Chloe and I groaned in stereo.
‘Don’t say any more about it, Dad,’ I begged. ‘Like,
ever
.’
‘Sorry you’ve had a crap day, though.’ Chloe frowned. She was only being polite, of course. When I go to her house I’m polite in the same way when her mum, Fran, launches into a passionate account of her struggles with the zodiac.
‘It’s awful, Zoe,’ she said to me last week, ‘I can’t get the right colour curtains, because I’m an air sign and Chloe’s a fire sign, so we’re totally incompatible. I want pale gold curtains, but Chloe needs to be surrounded by red.’
‘Tragic!’ I sympathised. I didn’t dare tell her that red and gold were both totally wrong, in fact her whole curtain project was doomed, and she should dump the lot at a jumble sale and invest in pale, latte-coloured linen. (Tam and I spend hours reading Mum’s interior design mags, too.)
‘Yes, my work sucks,’ said Dad thoughtfully, ogling a chocolate mousse. ‘I’m thinking of getting a job in a shoe shop. You staying to supper, Chloe?’
‘Er – not if it’s chicken, sorry,’ said Chloe. She’s a very picky eater.
‘How about nachos?’
‘Sorry,’ cringed Chloe. ‘I don’t like Mexican food.’
‘How about fishcakes?’
Chloe looked deeply disturbed. ‘Er . . . I can’t eat fish, sorry,’ she said. ‘I’m allergic to it.’
‘Oh really?’ said Dad, tearing his eyes away from the fridge for a moment and staring in fascination at Chloe. ‘What happens if you eat fish, then?’
‘Don’t ask, Dad!’ I yelled. ‘It’s disgusting! Just let Chloe have some beans on toast or bread and jam and cereal. That’s all she ever eats, remember?’
‘Oh, yeah,’ said Dad, turning back to his beloved food. ‘Fine, OK.’
‘I
do
like chocolate, Zoe,’ said Chloe almost indignantly, as if I’d done her a major injustice.
‘The rest of us are going to have spaghetti,’ said Dad, getting out a chopping board. ‘Zoe, lay the table. Mum’ll be back in half an hour.’
‘Where is she?’
‘She’s on the train.’
‘Well, I can’t lay the table yet,’ I objected. ‘We haven’t finished our list.’

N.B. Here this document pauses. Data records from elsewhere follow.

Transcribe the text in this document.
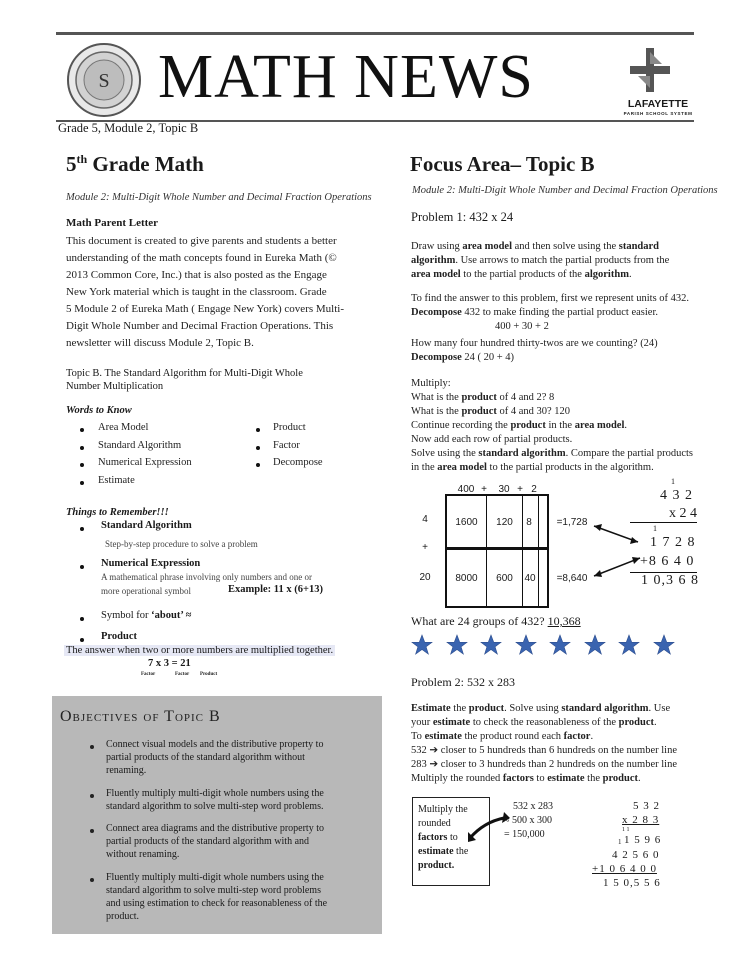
S MATH NEWS	LAFAYETTE
PARISH SCHOOL SYSTEM
Grade 5, Module 2, Topic B
5th Grade Math
Module 2: Multi-Digit Whole Number and Decimal Fraction Operations
Math Parent Letter
This document is created to give parents and students a better
understanding of the math concepts found in Eureka Math (©
2013 Common Core, Inc.) that is also posted as the Engage
New York material which is taught in the classroom. Grade
5 Module 2 of Eureka Math ( Engage New York) covers Multi-
Digit Whole Number and Decimal Fraction Operations. This
newsletter will discuss Module 2, Topic B.
Topic B. The Standard Algorithm for Multi-Digit Whole
Number Multiplication
Words to Know
Area Model
Standard Algorithm
Numerical Expression
Estimate
Product
Factor
Decompose
Things to Remember!!!
Standard Algorithm
Step-by-step procedure to solve a problem
Numerical Expression
A mathematical phrase involving only numbers and one or
more operational symbol	Example: 11 x (6+13)
Symbol for ‘about’ ≈
Product
The answer when two or more numbers are multiplied together.
7 x 3 = 21
Factor	Factor Product
Objectives of Topic B
Connect visual models and the distributive property to
partial products of the standard algorithm without
renaming.
Fluently multiply multi-digit whole numbers using the
standard algorithm to solve multi-step word problems.
Connect area diagrams and the distributive property to
partial products of the standard algorithm with and
without renaming.
Fluently multiply multi-digit whole numbers using the
standard algorithm to solve multi-step word problems
and using estimation to check for reasonableness of the
product.
Focus Area– Topic B
Module 2: Multi-Digit Whole Number and Decimal Fraction Operations
Problem 1: 432 x 24
Draw using area model and then solve using the standard
algorithm. Use arrows to match the partial products from the
area model to the partial products of the algorithm.
To find the answer to this problem, first we represent units of 432.
Decompose 432 to make finding the partial product easier.
400 + 30 + 2
How many four hundred thirty-twos are we counting? (24)
Decompose 24 ( 20 + 4)
Multiply:
What is the product of 4 and 2? 8
What is the product of 4 and 30? 120
Continue recording the product in the area model.
Now add each row of partial products.
Solve using the standard algorithm. Compare the partial products
in the area model to the partial products in the algorithm.
400 +	30 + 2
4
+
20
1600	120	8
8000	600	40
=1,728
=8,640
1
4 3 2
x 2 4
1
1 7 2 8
+8 6 4 0
1 0,3 6 8
What are 24 groups of 432? 10,368
Problem 2: 532 x 283
Estimate the product. Solve using standard algorithm. Use
your estimate to check the reasonableness of the product.
To estimate the product round each factor.
532 ➔ closer to 5 hundreds than 6 hundreds on the number line
283 ➔ closer to 3 hundreds than 2 hundreds on the number line
Multiply the rounded factors to estimate the product.
Multiply the
rounded
factors to
estimate the
product.
532 x 283
≈ 500 x 300
= 150,000
5 3 2
x 2 8 3
1 1
1 1 5 9 6
4 2 5 6 0
+1 0 6 4 0 0
1 5 0,5 5 6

‘What list is this?’ asked Dad.
‘It’s hopeless,’ said Chloe. ‘We’ve only got a week to find a couple of boys to take us to the Earthquake Ball. Most of the boys we know are horrible and nerdy, and the few who aren’t are way out of our league and already bagged.’
‘Oh, never mind,’ said Dad light-heartedly. ‘You could put up a postcard on the supermarket noticeboard. Or hire a couple from an escort agency. Or go to a football match and recruit a couple of hooligans. OK, that’s sorted. Now get off the table! I’m going to chop onions.’ He switched on the radio and searched for onions all over the kitchen, while listening to the news.

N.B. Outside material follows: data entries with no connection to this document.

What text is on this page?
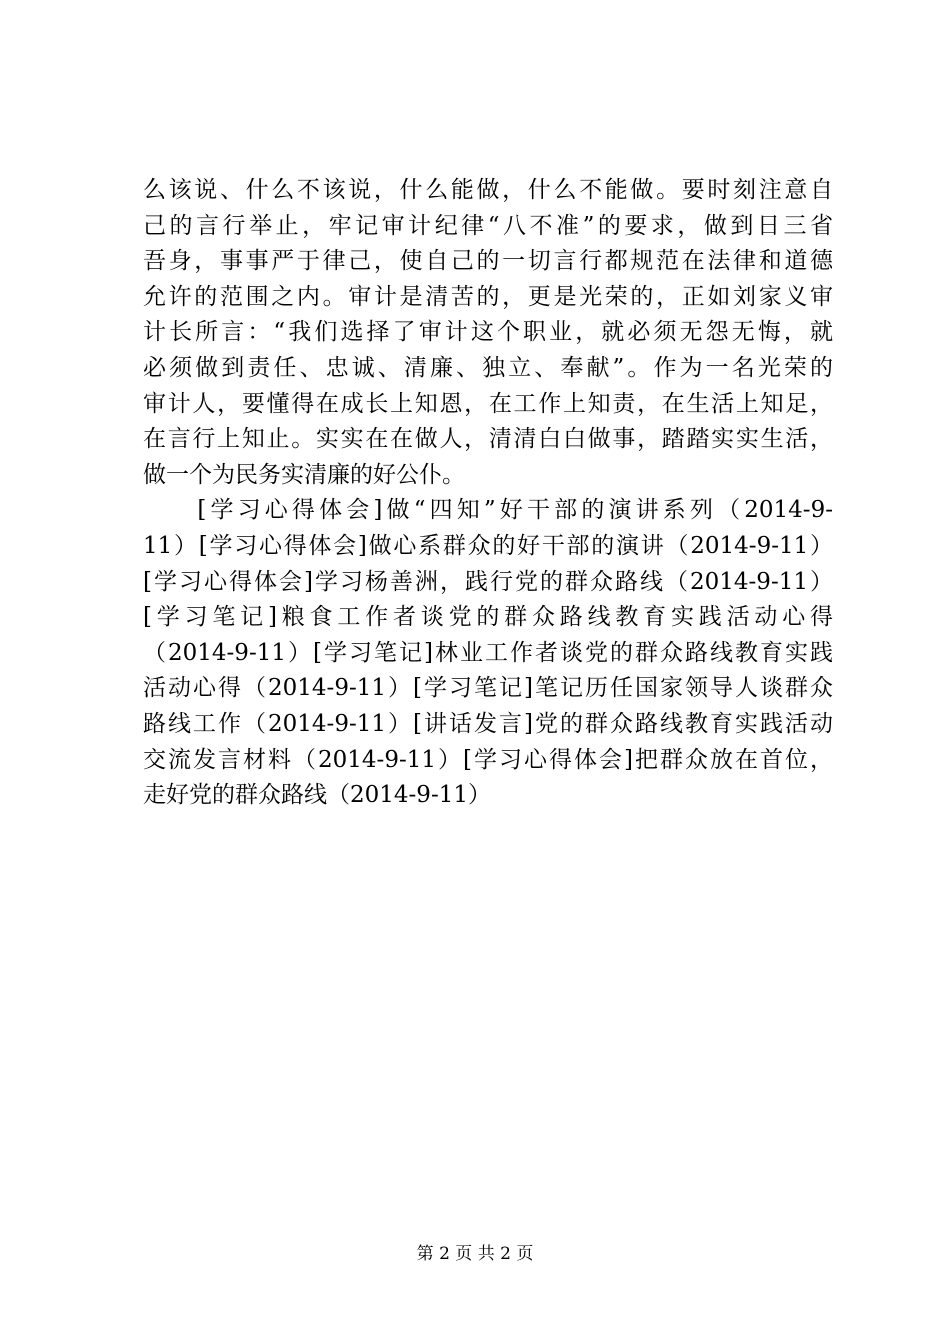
么该说、什么不该说，什么能做，什么不能做。要时刻注意自
己的言行举止，牢记审计纪律“八不准”的要求，做到日三省
吾身，事事严于律己，使自己的一切言行都规范在法律和道德
允许的范围之内。审计是清苦的，更是光荣的，正如刘家义审
计长所言：“我们选择了审计这个职业，就必须无怨无悔，就
必须做到责任、忠诚、清廉、独立、奉献”。作为一名光荣的
审计人，要懂得在成长上知恩，在工作上知责，在生活上知足，
在言行上知止。实实在在做人，清清白白做事，踏踏实实生活，
做一个为民务实清廉的好公仆。
　　[学习心得体会]做“四知”好干部的演讲系列（2014-9-
11）[学习心得体会]做心系群众的好干部的演讲（2014-9-11）
[学习心得体会]学习杨善洲，践行党的群众路线（2014-9-11）
[学习笔记]粮食工作者谈党的群众路线教育实践活动心得
（2014-9-11）[学习笔记]林业工作者谈党的群众路线教育实践
活动心得（2014-9-11）[学习笔记]笔记历任国家领导人谈群众
路线工作（2014-9-11）[讲话发言]党的群众路线教育实践活动
交流发言材料（2014-9-11）[学习心得体会]把群众放在首位，
走好党的群众路线（2014-9-11）
第 2 页 共 2 页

‘My God! Your dad’s so right!’ hissed Chloe. ‘He’s so brilliant – honestly, you are lucky. My parents are rubbish by comparison.’

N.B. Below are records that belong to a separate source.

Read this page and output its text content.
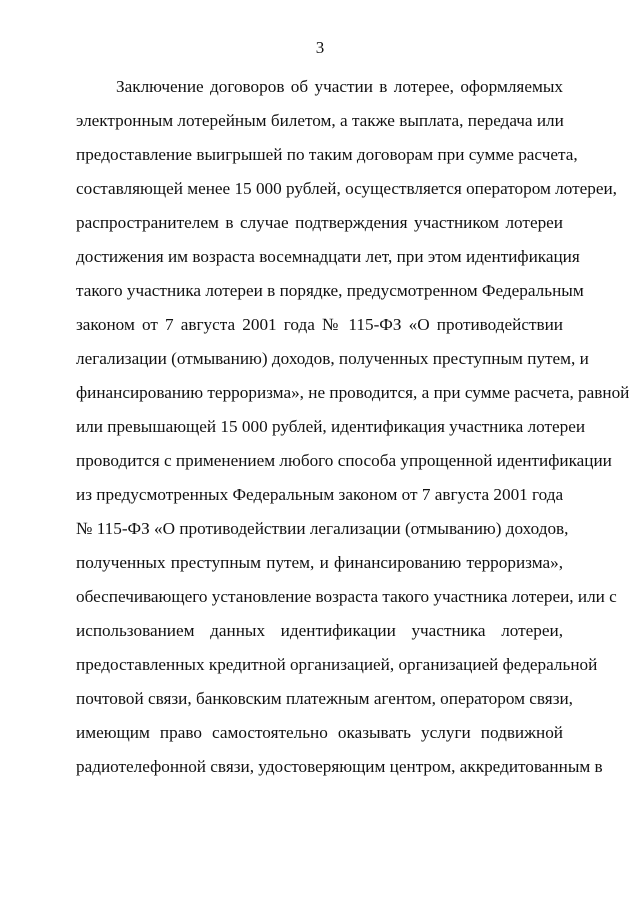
3
Заключение договоров об участии в лотерее, оформляемых
электронным лотерейным билетом, а также выплата, передача или
предоставление выигрышей по таким договорам при сумме расчета,
составляющей менее 15 000 рублей, осуществляется оператором лотереи,
распространителем в случае подтверждения участником лотереи
достижения им возраста восемнадцати лет, при этом идентификация
такого участника лотереи в порядке, предусмотренном Федеральным
законом от 7 августа 2001 года № 115-ФЗ «О противодействии
легализации (отмыванию) доходов, полученных преступным путем, и
финансированию терроризма», не проводится, а при сумме расчета, равной
или превышающей 15 000 рублей, идентификация участника лотереи
проводится с применением любого способа упрощенной идентификации
из предусмотренных Федеральным законом от 7 августа 2001 года
№ 115-ФЗ «О противодействии легализации (отмыванию) доходов,
полученных преступным путем, и финансированию терроризма»,
обеспечивающего установление возраста такого участника лотереи, или с
использованием данных идентификации участника лотереи,
предоставленных кредитной организацией, организацией федеральной
почтовой связи, банковским платежным агентом, оператором связи,
имеющим право самостоятельно оказывать услуги подвижной
радиотелефонной связи, удостоверяющим центром, аккредитованным в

‘He was being ironical,’ I told her.
‘No, no!’ whispered Chloe. ‘Your dad’s right. We should think laterally. OK, all the boys we know are nerds or out of our league. But what about all the boys we
don’t
know?’
‘Oh. I see . . . yeah,’ I mused. ‘There must be a couple of boys somewhere in this city who are, like, tolerable.’
‘And it’s our job to find and fascinate them,’ said Chloe. ‘Before they’ve had time to realise how nerdy
we
are.’
‘It’s a challenge, all right,’ I said. ‘But I fear we have no choice.’
‘It’s either that,’ said Chloe, ‘or go to the Ball alone and needy.’
‘I’d rather swim a mile through sick than go to the Ball alone,’ I shuddered.
‘OK, then,’ Chloe whispered. ‘After supper we go up to your room and draft an ad.’